Quelque temps après que les princes eurent été arrêtés, comme tous ceux de leur parti cherchoient les moyens de tenter leur liberté par toute sorte de voies, il y eut quelqu’un qui proposa d’engager le duc d’Epernon à ne point consentir au mariage du duc de Candale son fils avec une des nièces du cardinal Mazarin, qu’à condition que l’accommodement des princes se feroit ; à quoi l’on croyoit que le duc d’Epernon se porteroit d’autant plus volontiers, qu’il lui importoit extrêmement de n’avoir pas pour ennemi le premier prince du sang, les autres princes, et les plus considérables du royaume après eux. Mais la duchesse de Longueville, à qui on en avoit fait l’ouverture, ne voulut pas y entendre, sur ce qu’elle disoit qu’il étoit impossible de faire aucune liaison avec le duc d’Epernon sans abandonner ceux de Bordeaux, lesquels ayant tout sacrifié pour le parti des princes, ce seroit une lâcheté et une ingratitude horrible que de les abandonner ; et que pour elle, elle n’y consentiroit jamais[4].

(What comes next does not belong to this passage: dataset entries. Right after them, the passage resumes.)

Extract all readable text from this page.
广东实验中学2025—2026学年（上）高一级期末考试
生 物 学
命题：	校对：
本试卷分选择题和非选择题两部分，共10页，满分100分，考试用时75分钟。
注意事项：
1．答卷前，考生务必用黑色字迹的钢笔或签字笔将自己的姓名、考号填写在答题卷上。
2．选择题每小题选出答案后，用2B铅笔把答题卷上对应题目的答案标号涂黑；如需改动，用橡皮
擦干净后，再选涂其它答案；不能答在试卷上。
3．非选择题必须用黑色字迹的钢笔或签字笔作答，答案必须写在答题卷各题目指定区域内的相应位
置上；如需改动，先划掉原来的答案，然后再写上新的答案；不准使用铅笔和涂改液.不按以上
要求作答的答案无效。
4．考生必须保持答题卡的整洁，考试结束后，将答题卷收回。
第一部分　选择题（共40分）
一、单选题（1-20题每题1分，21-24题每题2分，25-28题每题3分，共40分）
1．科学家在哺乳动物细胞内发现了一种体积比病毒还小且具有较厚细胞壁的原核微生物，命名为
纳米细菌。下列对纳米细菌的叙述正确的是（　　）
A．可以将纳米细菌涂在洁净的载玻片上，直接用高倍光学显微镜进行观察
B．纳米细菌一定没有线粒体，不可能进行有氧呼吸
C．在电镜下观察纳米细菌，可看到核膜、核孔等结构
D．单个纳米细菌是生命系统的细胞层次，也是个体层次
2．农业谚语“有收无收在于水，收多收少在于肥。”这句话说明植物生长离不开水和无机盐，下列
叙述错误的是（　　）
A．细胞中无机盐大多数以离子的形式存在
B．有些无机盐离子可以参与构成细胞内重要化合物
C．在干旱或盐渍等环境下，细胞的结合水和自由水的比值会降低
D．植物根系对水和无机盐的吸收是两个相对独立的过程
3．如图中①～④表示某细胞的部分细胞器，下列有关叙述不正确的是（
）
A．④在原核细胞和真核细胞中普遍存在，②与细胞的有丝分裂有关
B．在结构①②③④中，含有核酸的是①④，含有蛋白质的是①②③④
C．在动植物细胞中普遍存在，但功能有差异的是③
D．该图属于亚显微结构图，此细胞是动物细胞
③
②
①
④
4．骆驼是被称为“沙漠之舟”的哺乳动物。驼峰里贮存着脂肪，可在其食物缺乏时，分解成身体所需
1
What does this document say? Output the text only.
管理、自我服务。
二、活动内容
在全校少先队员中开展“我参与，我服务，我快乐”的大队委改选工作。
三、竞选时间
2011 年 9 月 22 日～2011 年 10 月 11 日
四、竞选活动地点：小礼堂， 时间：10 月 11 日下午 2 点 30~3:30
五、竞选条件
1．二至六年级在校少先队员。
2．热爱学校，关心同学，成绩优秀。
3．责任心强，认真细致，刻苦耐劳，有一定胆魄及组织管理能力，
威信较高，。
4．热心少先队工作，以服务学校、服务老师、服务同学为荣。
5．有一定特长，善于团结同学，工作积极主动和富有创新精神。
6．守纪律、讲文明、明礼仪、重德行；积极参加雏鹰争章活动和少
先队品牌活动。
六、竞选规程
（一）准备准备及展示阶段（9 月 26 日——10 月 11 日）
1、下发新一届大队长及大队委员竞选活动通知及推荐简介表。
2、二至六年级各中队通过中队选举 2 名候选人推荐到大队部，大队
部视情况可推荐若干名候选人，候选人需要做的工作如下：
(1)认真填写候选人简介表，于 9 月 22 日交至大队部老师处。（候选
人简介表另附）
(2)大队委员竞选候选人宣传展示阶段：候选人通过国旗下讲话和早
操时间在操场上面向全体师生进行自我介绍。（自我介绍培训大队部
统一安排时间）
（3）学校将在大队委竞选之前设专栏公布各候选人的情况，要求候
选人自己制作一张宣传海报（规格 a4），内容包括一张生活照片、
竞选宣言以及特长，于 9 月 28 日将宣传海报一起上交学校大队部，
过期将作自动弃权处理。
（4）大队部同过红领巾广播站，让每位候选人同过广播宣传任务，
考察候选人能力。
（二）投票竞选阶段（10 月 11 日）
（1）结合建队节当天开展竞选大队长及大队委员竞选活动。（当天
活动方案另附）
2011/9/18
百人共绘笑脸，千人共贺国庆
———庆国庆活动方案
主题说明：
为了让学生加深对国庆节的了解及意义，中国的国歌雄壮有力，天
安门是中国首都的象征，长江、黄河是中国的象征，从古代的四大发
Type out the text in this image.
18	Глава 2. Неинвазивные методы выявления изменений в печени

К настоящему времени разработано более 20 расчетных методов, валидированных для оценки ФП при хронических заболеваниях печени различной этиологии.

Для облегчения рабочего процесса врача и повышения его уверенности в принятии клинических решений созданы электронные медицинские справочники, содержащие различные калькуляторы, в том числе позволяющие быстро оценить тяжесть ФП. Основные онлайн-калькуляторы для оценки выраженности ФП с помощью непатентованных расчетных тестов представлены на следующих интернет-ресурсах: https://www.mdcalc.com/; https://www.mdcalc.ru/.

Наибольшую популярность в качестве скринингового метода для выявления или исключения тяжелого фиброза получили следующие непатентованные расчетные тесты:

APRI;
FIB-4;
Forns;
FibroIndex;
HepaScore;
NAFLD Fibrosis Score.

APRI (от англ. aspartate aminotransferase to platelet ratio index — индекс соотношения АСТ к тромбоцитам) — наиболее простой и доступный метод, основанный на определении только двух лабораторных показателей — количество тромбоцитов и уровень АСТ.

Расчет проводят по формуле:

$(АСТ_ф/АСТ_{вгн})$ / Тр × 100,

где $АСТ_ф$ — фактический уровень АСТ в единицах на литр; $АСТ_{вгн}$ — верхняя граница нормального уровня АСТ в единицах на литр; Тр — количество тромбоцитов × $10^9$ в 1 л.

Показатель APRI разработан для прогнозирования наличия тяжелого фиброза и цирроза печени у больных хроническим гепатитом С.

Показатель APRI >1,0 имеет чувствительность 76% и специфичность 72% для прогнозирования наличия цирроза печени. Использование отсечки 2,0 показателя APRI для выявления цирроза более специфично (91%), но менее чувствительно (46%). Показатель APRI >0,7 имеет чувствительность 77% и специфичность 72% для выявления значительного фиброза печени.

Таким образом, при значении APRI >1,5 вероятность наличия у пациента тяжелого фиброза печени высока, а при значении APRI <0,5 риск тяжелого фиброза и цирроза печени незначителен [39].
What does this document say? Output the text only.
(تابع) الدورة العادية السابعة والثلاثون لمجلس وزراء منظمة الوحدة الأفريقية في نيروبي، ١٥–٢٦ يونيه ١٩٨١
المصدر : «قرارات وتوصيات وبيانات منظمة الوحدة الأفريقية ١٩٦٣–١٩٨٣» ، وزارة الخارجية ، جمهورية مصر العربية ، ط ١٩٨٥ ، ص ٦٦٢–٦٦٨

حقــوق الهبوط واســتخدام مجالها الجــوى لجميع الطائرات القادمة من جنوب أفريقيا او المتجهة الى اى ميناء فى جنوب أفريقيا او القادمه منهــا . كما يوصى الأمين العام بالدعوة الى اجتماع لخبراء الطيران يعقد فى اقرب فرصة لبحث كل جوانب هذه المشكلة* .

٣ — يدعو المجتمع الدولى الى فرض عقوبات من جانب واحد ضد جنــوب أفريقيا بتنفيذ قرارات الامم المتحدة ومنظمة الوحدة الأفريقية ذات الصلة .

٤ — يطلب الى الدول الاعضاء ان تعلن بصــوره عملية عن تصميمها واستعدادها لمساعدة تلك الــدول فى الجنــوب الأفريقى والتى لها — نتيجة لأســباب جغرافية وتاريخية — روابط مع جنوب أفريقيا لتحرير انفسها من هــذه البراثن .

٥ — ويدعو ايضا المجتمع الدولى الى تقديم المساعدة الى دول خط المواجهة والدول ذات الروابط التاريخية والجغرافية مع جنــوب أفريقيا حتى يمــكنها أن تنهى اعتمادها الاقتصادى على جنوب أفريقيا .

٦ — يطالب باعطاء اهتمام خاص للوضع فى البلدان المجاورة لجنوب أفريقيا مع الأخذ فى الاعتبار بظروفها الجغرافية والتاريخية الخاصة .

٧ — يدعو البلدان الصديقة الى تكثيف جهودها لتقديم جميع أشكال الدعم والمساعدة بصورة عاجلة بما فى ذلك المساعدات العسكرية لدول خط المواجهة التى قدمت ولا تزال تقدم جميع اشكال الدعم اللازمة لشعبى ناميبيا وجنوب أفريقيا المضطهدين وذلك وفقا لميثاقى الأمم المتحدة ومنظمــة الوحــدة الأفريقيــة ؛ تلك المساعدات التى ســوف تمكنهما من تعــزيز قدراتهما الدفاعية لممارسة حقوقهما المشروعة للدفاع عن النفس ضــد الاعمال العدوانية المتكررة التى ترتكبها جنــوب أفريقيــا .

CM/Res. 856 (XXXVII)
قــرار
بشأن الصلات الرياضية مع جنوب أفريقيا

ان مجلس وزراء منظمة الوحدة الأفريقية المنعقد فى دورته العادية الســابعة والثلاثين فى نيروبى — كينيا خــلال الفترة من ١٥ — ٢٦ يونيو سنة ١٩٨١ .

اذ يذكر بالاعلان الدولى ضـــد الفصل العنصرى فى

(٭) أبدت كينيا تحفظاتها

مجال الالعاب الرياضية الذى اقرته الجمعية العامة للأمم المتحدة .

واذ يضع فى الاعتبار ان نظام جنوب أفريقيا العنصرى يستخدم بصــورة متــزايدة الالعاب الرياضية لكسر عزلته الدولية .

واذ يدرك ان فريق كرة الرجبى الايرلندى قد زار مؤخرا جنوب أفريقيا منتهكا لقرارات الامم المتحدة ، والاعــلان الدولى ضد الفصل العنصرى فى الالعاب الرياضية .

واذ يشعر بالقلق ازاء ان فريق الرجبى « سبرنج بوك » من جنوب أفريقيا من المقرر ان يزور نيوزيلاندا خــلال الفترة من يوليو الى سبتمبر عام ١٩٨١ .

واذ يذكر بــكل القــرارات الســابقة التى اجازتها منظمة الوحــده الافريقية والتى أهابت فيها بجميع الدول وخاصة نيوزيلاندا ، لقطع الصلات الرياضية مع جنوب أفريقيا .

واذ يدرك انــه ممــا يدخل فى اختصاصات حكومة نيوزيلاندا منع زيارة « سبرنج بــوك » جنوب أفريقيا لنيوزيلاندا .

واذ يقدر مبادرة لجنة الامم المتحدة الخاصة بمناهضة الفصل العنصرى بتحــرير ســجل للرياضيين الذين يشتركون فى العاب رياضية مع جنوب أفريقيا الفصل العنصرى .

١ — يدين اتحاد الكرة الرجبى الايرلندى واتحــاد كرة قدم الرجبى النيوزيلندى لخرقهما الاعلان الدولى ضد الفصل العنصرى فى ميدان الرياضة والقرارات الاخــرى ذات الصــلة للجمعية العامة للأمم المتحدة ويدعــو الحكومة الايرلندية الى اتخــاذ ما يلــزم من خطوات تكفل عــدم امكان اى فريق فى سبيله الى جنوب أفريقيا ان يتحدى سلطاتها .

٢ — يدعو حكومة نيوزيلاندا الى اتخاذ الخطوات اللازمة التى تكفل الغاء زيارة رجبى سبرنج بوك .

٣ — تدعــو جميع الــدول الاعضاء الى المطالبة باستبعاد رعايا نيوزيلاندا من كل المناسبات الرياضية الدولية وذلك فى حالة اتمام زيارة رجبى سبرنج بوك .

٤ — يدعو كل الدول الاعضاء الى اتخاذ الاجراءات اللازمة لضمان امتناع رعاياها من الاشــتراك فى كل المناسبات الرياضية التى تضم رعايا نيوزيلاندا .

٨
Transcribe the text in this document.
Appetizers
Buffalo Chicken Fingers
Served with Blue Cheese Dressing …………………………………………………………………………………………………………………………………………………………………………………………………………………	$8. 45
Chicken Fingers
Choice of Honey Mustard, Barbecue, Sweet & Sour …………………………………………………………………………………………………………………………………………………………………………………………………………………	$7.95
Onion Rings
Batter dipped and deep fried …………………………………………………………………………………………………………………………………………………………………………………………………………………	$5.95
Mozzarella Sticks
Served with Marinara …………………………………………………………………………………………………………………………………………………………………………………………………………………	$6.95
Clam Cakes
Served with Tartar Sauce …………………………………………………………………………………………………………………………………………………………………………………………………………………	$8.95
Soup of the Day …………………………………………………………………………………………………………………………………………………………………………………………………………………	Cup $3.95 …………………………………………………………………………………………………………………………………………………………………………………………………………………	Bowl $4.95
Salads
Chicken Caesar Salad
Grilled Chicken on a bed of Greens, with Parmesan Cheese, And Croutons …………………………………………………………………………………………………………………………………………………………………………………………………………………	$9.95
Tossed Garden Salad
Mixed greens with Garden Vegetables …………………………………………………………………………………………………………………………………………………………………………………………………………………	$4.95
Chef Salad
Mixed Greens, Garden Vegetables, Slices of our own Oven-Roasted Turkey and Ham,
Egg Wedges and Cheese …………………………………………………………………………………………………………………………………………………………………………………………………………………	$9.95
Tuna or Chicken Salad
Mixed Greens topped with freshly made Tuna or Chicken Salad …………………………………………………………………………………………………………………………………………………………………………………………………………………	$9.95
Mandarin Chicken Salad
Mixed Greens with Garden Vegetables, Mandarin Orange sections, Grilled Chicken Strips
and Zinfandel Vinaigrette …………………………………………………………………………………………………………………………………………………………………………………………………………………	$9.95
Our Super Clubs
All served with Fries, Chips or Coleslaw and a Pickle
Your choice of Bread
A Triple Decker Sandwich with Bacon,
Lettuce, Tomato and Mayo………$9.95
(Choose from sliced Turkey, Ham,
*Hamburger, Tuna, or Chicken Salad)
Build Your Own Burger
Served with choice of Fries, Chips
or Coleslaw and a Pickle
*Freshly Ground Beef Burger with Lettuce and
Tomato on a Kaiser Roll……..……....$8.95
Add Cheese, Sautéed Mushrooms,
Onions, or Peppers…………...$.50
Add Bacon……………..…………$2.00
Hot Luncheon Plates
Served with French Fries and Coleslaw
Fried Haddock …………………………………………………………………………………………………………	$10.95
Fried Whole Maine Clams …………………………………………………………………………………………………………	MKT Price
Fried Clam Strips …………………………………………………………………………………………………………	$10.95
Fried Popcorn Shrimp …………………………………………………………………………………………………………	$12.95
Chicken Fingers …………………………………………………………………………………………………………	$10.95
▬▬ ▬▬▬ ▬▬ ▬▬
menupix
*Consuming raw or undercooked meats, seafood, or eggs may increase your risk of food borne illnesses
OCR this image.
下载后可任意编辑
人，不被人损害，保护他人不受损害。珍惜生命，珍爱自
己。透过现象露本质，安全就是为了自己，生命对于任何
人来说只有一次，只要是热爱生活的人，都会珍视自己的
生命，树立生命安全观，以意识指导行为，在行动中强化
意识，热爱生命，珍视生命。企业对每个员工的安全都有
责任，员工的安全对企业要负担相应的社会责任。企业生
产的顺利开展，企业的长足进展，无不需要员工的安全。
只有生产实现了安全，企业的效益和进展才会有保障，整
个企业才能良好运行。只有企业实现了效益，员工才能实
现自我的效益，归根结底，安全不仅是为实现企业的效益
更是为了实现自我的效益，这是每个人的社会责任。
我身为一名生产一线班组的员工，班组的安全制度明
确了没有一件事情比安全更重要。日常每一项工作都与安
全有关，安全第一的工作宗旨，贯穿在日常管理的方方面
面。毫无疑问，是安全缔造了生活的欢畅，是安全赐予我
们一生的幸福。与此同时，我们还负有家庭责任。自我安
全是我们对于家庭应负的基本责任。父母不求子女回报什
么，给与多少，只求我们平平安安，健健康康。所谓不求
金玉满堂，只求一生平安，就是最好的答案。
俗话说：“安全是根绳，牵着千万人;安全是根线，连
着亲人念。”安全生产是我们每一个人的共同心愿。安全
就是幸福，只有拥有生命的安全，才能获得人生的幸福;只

Lorsque le duc de Longueville étoit à Munster[5] pour le traité de la paix générale, un peu devant que la duchesse sa femme l’y allât trouver, le cardinal Mazarin dit au prince de Condé qu’il lui vouloit témoigner le respect qu’il avoit pour lui et la parfaite confiance qu’il prenoit en sa générosité, en lui découvrant que la paix ne se feroit point, quoique l’on y vît de si grandes apparences que la plupart croyoient que toutes choses fussent d’accord. Il lui représenta sur cela l’intérêt qu’il avoit à ne la point faire ; et après lui en avoir déduit toutes les raisons, il lui dit que les fortifications des places de la Lorraine, auxquelles il savoit bien que les Espagnols s’arrêteroient, seroient le point sur lequel il donneroit ordre de rompre (et en effet ce fut sur cela que l’on rompit). Il ajouta : « Vous voyez, monsieur, qu’en vous confiant ce secret je vous donne moyen de me perdre un jour, si j’étois si malheureux que de perdre vos bonnes grâces ; mais j’ai été bien aise de vous faire connoître, par une chose qui m’est aussi importante que celle-là, que je n’ai aucune réserve pour vous, et que je veux bien que mon salut ou ma ruine dépende de Votre Altesse[6]. »

  1. Manuscrits de Conrart, tome 10, page 207.
  2. Marie d’Orléans, demoiselle de Longueville, fille du premier lit du duc de Longueville. Elle épousa le duc de Nemours, qu’elle perdit au bout de deux ans, le 14 janvier 1659. On a d’elle des Mémoires sur la Fronde, qui font partie de cette série, tome 34.
  3. Mont. : Ce nom n’est indique au manuscrit que par ces lettres initiales.
  4. Manuscrits de Conrart, tome 10, page 208.
  5. À Munster : En 1644.
  6. Manuscrits de Conrart, tome 10, page 208.